50 Years Ago: The Beatles Experience an Amazing Series of Pre-‘Sgt. Pepper’ Highs and Lows – All on a Single Day
The Beatles didn’t record or release any music on May 19, 1967, but it became an important (and infamous) day anyway.
First, the Beatles played host to a press launch at manager Brian Epstein’s London home for Sgt. Pepper’s Lonely Hearts Club Band, which was to come out in two weeks. This was the first time anyone outside their inner circle had heard the album. Also on hand was photographer Linda Eastman, who took her first photos of the Beatles. Her presence at the champagne-and-caviar event marked the second time she met Paul McCartney, cementing an attraction.
May 19 was also the day that the British Broadcasting Corporation selected the Beatles to participate in the upcoming Our World broadcast. They would debut “All You Need is Love” at the June 25 event, which was billed as the first-ever live, international satellite television production. Each of the scheduled performers was meant to embody their native countries; in keeping, a spokesperson called the Beatles, “the best of their kind.”
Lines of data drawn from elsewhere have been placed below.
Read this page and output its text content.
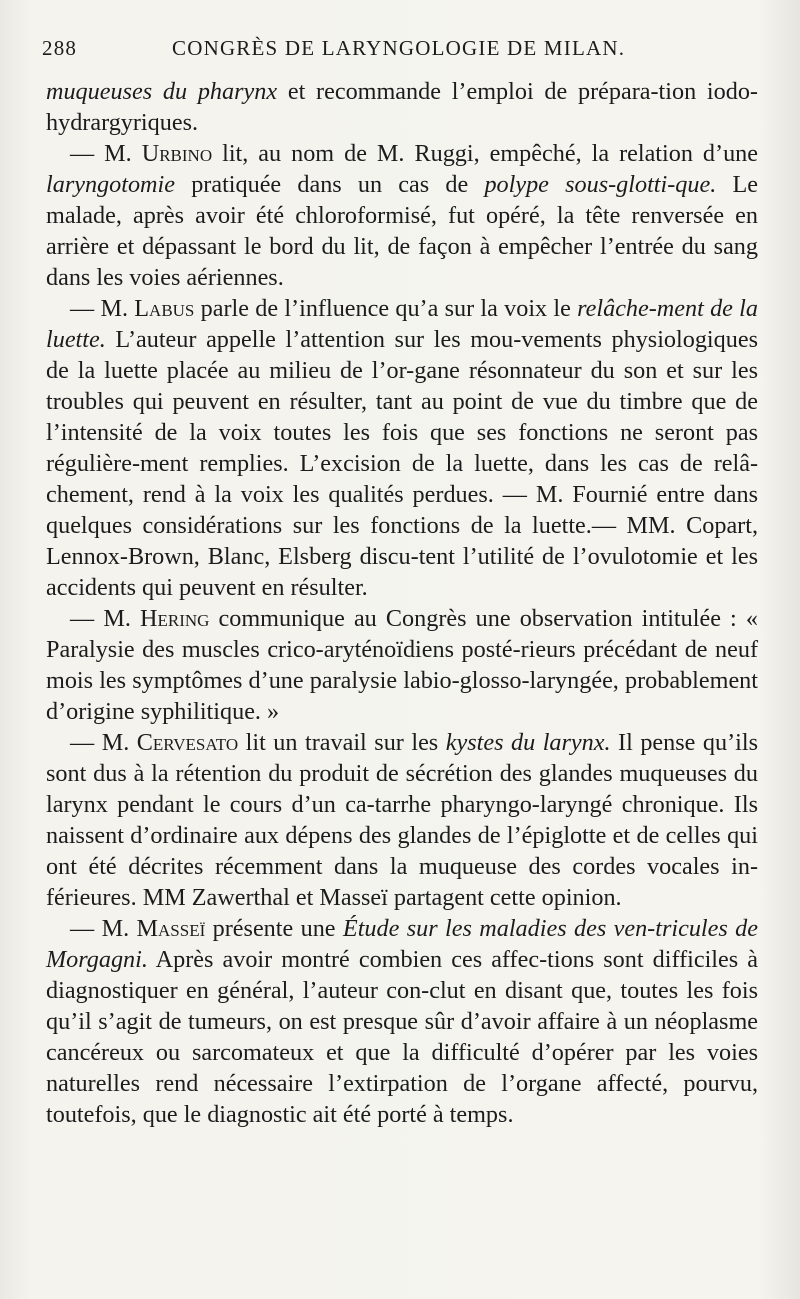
288	CONGRÈS DE LARYNGOLOGIE DE MILAN.

muqueuses du pharynx et recommande l’emploi de prépara-tion iodo-hydrargyriques.

— M. Urbino lit, au nom de M. Ruggi, empêché, la relation d’une laryngotomie pratiquée dans un cas de polype sous-glotti-que. Le malade, après avoir été chloroformisé, fut opéré, la tête renversée en arrière et dépassant le bord du lit, de façon à empêcher l’entrée du sang dans les voies aériennes.

— M. Labus parle de l’influence qu’a sur la voix le relâche-ment de la luette. L’auteur appelle l’attention sur les mou-vements physiologiques de la luette placée au milieu de l’or-gane résonnateur du son et sur les troubles qui peuvent en résulter, tant au point de vue du timbre que de l’intensité de la voix toutes les fois que ses fonctions ne seront pas régulière-ment remplies. L’excision de la luette, dans les cas de relâ-chement, rend à la voix les qualités perdues. — M. Fournié entre dans quelques considérations sur les fonctions de la luette.— MM. Copart, Lennox-Brown, Blanc, Elsberg discu-tent l’utilité de l’ovulotomie et les accidents qui peuvent en résulter.

— M. Hering communique au Congrès une observation intitulée : « Paralysie des muscles crico-aryténoïdiens posté-rieurs précédant de neuf mois les symptômes d’une paralysie labio-glosso-laryngée, probablement d’origine syphilitique. »

— M. Cervesato lit un travail sur les kystes du larynx. Il pense qu’ils sont dus à la rétention du produit de sécrétion des glandes muqueuses du larynx pendant le cours d’un ca-tarrhe pharyngo-laryngé chronique. Ils naissent d’ordinaire aux dépens des glandes de l’épiglotte et de celles qui ont été décrites récemment dans la muqueuse des cordes vocales in-férieures. MM Zawerthal et Masseï partagent cette opinion.

— M. Masseï présente une Étude sur les maladies des ven-tricules de Morgagni. Après avoir montré combien ces affec-tions sont difficiles à diagnostiquer en général, l’auteur con-clut en disant que, toutes les fois qu’il s’agit de tumeurs, on est presque sûr d’avoir affaire à un néoplasme cancéreux ou sarcomateux et que la difficulté d’opérer par les voies naturelles rend nécessaire l’extirpation de l’organe affecté, pourvu, toutefois, que le diagnostic ait été porté à temps.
Even as the BBC was publicly praising the Beatles, however, they were also becoming increasingly uncomfortable with certain aspects of the band’s music. The third significant event on May 19 followed as the BBC banned “A Day in the Life” from its radio and television airwaves. The reason: They felt the song contained references to illicit drugs.
McCartney, while still at the Sgt. Pepper launch party, pushed back. “The BBC have misinterpreted the song,” he told the Associated Press. “It has nothing to do with drug taking. It’s only about a dream.” Of course, Paul would later admit that he and John Lennon were, in fact, referencing drugs in the lyrics – all while giving each other a “knowing look.” But the two couldn’t admit that to the media.
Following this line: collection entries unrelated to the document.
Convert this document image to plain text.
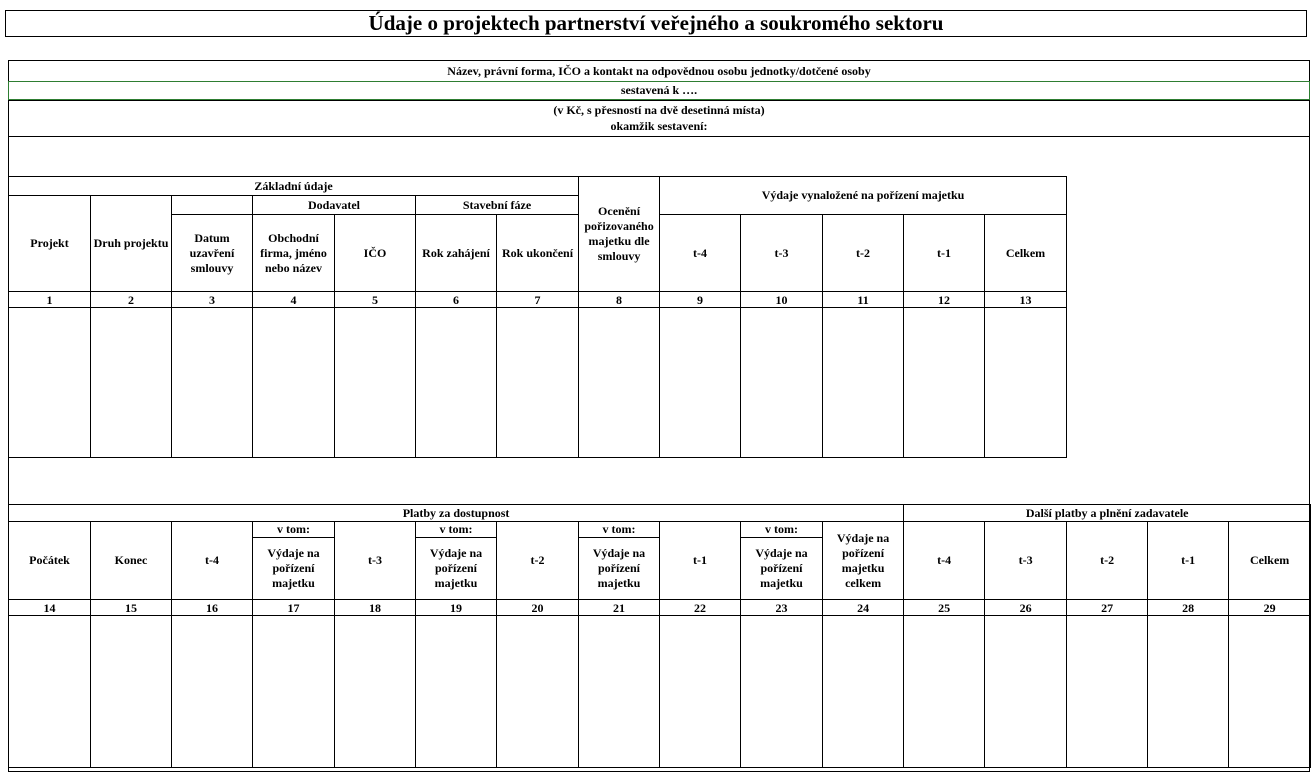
Údaje o projektech partnerství veřejného a soukromého sektoru
Název, právní forma, IČO a kontakt na odpovědnou osobu jednotky/dotčené osoby
sestavená k ….
(v Kč, s přesností na dvě desetinná místa)
okamžik sestavení:
Základní údaje							Ocenění pořizovaného majetku dle smlouvy	Výdaje vynaložené na pořízení majetku				
Projekt	Druh projektu		Dodavatel		Stavební fáze							
		Datum uzavření smlouvy	Obchodní firma, jméno nebo název	IČO	Rok zahájení	Rok ukončení		t-4	t-3	t-2	t-1	Celkem
1	2	3	4	5	6	7	8	9	10	11	12	13

Platby za dostupnost											Další platby a plnění zadavatele				
Počátek	Konec	t-4	v tom:	t-3	v tom:	t-2	v tom:	t-1	v tom:	Výdaje na pořízení majetku celkem	t-4	t-3	t-2	t-1	Celkem
			Výdaje na pořízení majetku		Výdaje na pořízení majetku		Výdaje na pořízení majetku		Výdaje na pořízení majetku						
14	15	16	17	18	19	20	21	22	23	24	25	26	27	28	29
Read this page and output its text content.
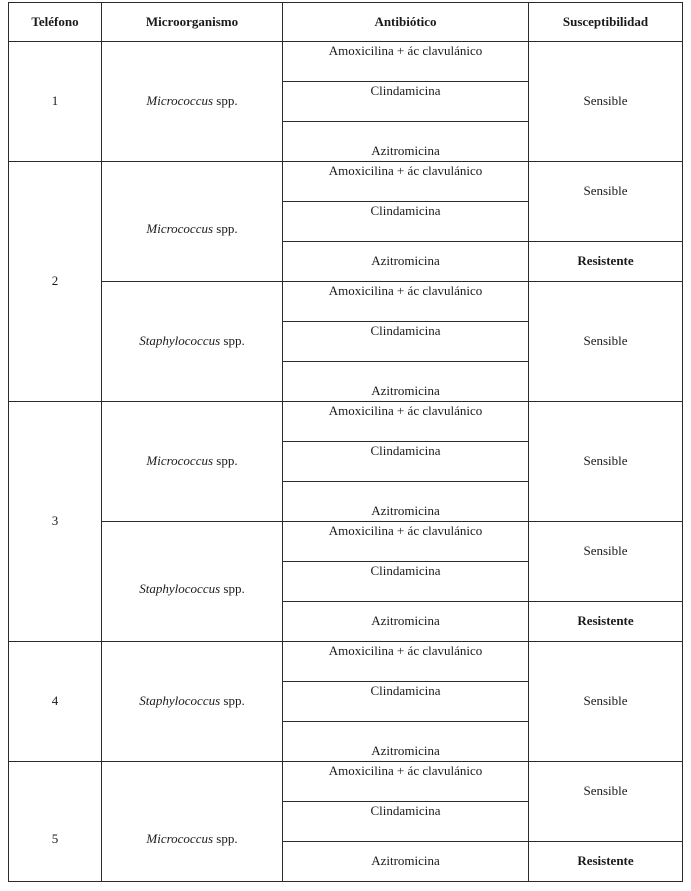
Teléfono	Microorganismo	Antibiótico	Susceptibilidad
1	Micrococcus spp.	Amoxicilina + ác clavulánico	Sensible
		Clindamicina	
		Azitromicina	
2	Micrococcus spp.	Amoxicilina + ác clavulánico	Sensible
		Clindamicina	
		Azitromicina	Resistente
	Staphylococcus spp.	Amoxicilina + ác clavulánico	Sensible
		Clindamicina	
		Azitromicina	
3	Micrococcus spp.	Amoxicilina + ác clavulánico	Sensible
		Clindamicina	
		Azitromicina	
	Staphylococcus spp.	Amoxicilina + ác clavulánico	Sensible
		Clindamicina	
		Azitromicina	Resistente
4	Staphylococcus spp.	Amoxicilina + ác clavulánico	Sensible
		Clindamicina	
		Azitromicina	
5	Micrococcus spp.	Amoxicilina + ác clavulánico	Sensible
		Clindamicina	
		Azitromicina	Resistente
Besides, that’s not all “A Day in the Life” was about, given that the song’s impetus came from a report that friend Tara Browne had been killed in car accident. “The laugh is that Paul and I wrote this song from a headline in a newspaper. It’s about a crash and its victim,” Lennon said. “How can anyone read drugs into it is beyond me. Everyone seems to be falling overboard to see the word drug in the most innocent of phrases.”
The BBC’s principal issue was the line “I’d love to turn you on.” A few days later, on May 23, BBC Director of Sound Broadcasting Frank Gillard wrote an apologetic letter to the head of EMI laying out their objections. “The recording may have been made in innocence and good faith, but we must take account of the interpretation that many young people would inevitably put upon it,” Gillard wrote. “‘Turned on’ is a phrase which can be used in many different circumstances, but it is currently much in vogue in the jargon of the drug-addicts.”
Radio personality Kenny Everett attended the Sgt. Pepper launch party to record interviews with the Beatles for the BBC’s Where It’s At, which would be broadcast on May 20. He played every track on Sgt. Pepper – except “A Day in the Life.” Ironically, a song with an actual reference to getting high (“With a Little Help From My Friends”) and another thought to be about LSD (“Lucy in the Sky With Diamonds”) both aired.
Of course, the BBC’s decision did little to stop the success of Sgt. Pepper’s Lonely Hearts Club Band. It might even have enhanced the revered album’s association with psychedelics. Meanwhile, this brand of censorship – which was lifted in 1972 – was a far cry from what the Beatles experienced with the LP in elsewhere in the world. When EMI released Sgt. Pepper in Southeast Asia, for instance, entire songs were removed – including “A Day in the Life,” “With a Little Help From My Friends” and “Lucy in the Sky With Diamonds.” They were replaced by “The Fool on the Hill,” “Baby, You’re a Rich Man” and “I Am the Walrus,” songs that would later appear on Magical Mystery Tour. A South Korean edition also deleted “Lucy” and “Day” because of drug references.
Once again, all of this censorship had a tinge of irony. While the banned songs may have been influenced by drugs, a track later described by McCartney as a flat-out “ode to pot” made it through. “Fixing a Hole” appeared on every release and went unbanned by radio.